COVID-19 contact tracing training program now accepting applicants at Oakton Community College

A suburban community college is answering the government’s call to help create an army of contact tracers needed to track and stop the spread of COVID-19.

Oakton Community College is accepting applicants for its Public Health Contact Tracer Paraprofessional training program, an online course set to begin May 26.

“Navigating the online curriculum at their own pace, students can complete the course in as little as three weeks and begin protecting members of their own communities,” the north suburban school said in its announcement of the new class.

In contact tracing, public health staff work with a diseased patient to help them recall everyone with whom they’ve had close contact while infected, according to the Centers for Disease Control. Contact tracers then warn those contacts — as well as anyone who came into contact with them — of their potential exposure.

Gov. J.B. Pritzker said he’s invested $80 million to the state’s contact tracing program initiative. So far, Illinois has confirmed 65,962 cases of the virus and more than 2,800 deaths.

Illinois needs about 3,800 contract tracers statewide, or about 30 contact tracers for every 100,000 people, Dr. Ngozi Ezike, director of the state health department, has said.
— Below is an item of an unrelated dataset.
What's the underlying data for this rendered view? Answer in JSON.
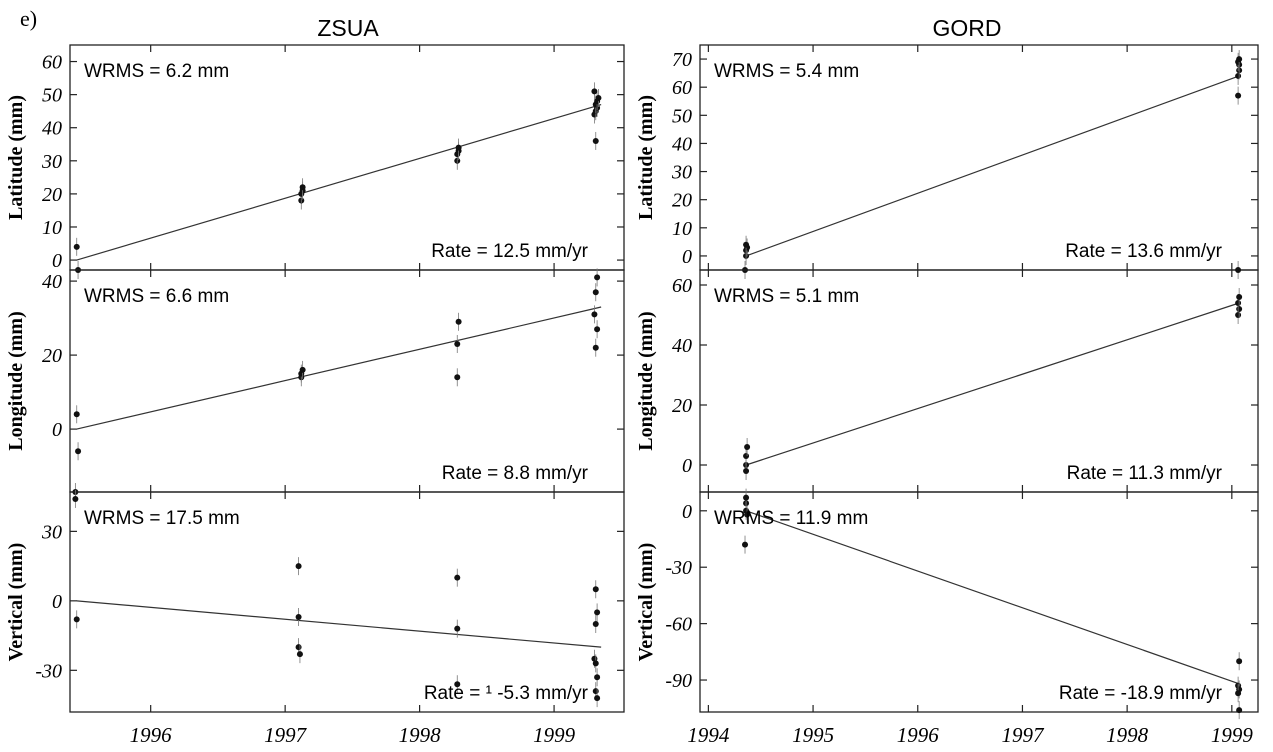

Contact tracing has showed how one so-called “super-spreader” in Chicago spread the coronavirus to 15 others in early February, leading to the deaths of three people. After the first case of person-to-person transmission of the coronavirus in the U.S. was detected in the Chicago area, contact tracers hunted down their close contacts, which included health care workers.
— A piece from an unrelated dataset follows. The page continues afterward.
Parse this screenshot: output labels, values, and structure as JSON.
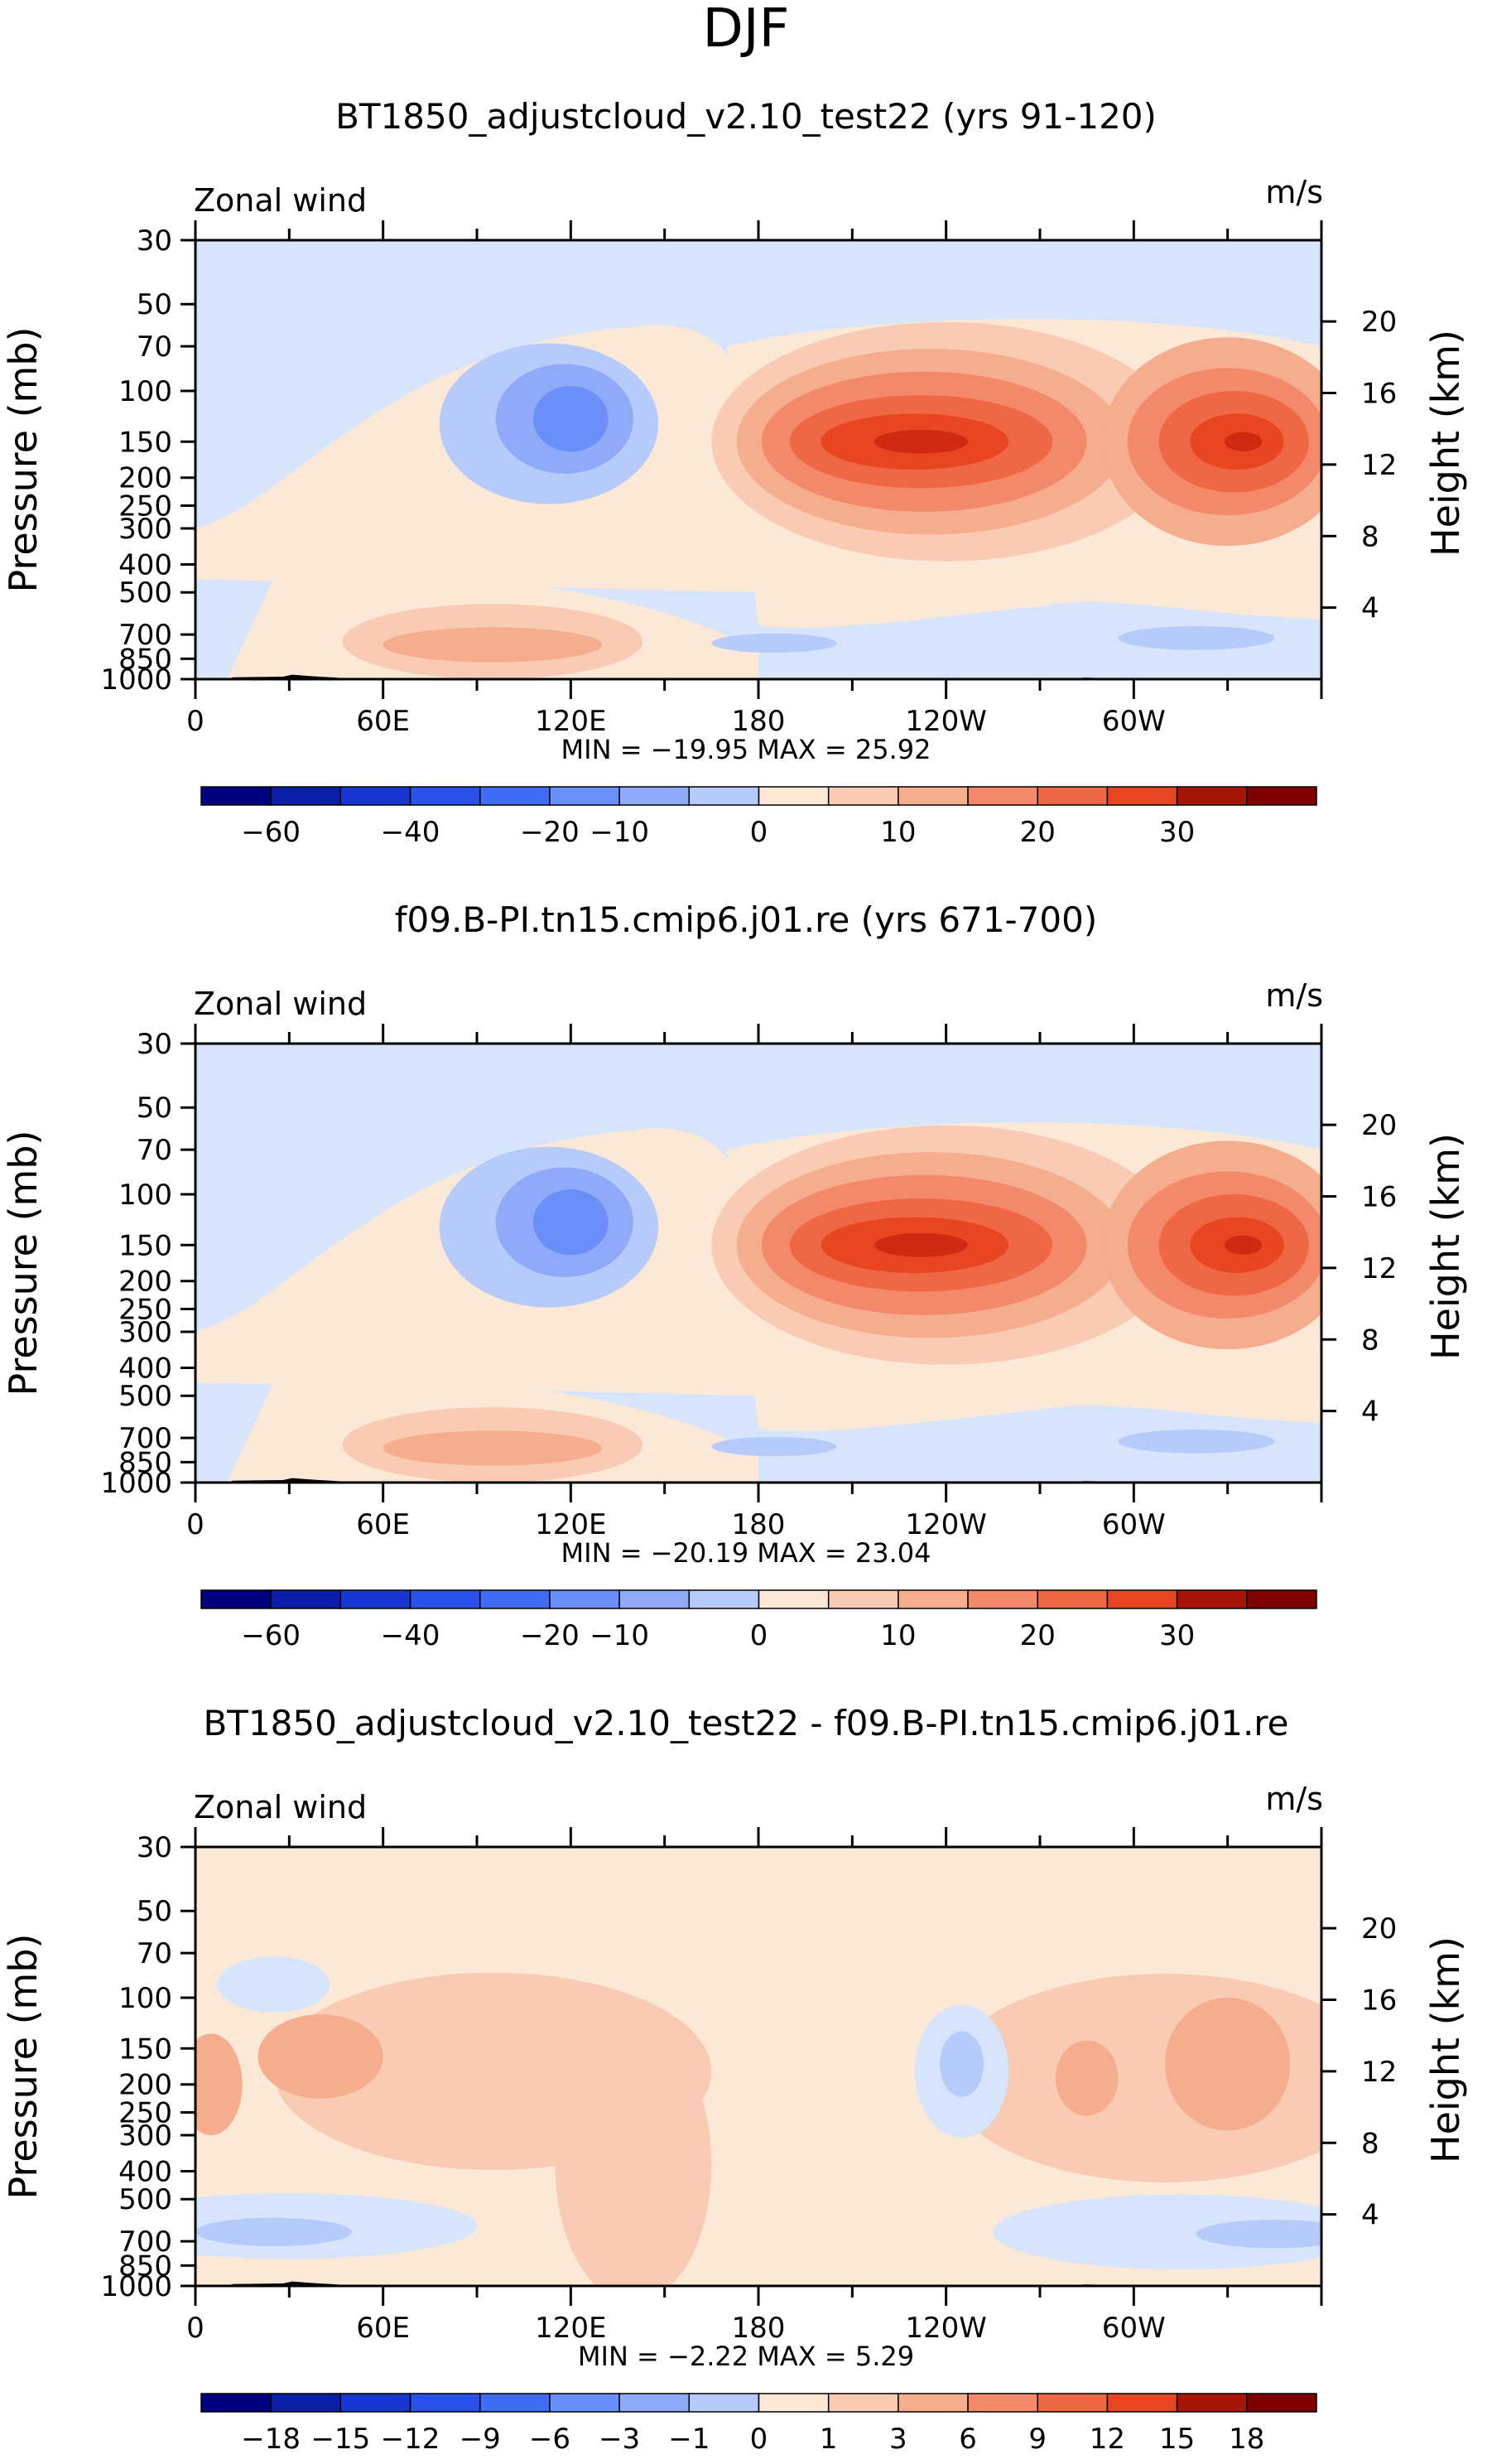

A single contact tracer requires around a full day to call an infected person’s entire chain of direct and indirect contacts, Dr. John Schneider, a University of Chicago faculty member, told the Sun-Times last week.

The Oakton course, which costs $299, is open to anyone 18 years and older with a high school degree or equivalent. The curriculum covers topics including epidemiology, recognizing health disparities and inequities, contact tracing techniques and health care privacy laws.

“Ensuring that the close contacts are identified for every person who has been infected with COVID-19 is crucial to controlling the spread of disease in the community,” Dr. Catherine Counard, director of health at the Village of Skokie, said in the school’s release.

Contact tracers can earn $28 per hour, and typically work from home, the school said in its release.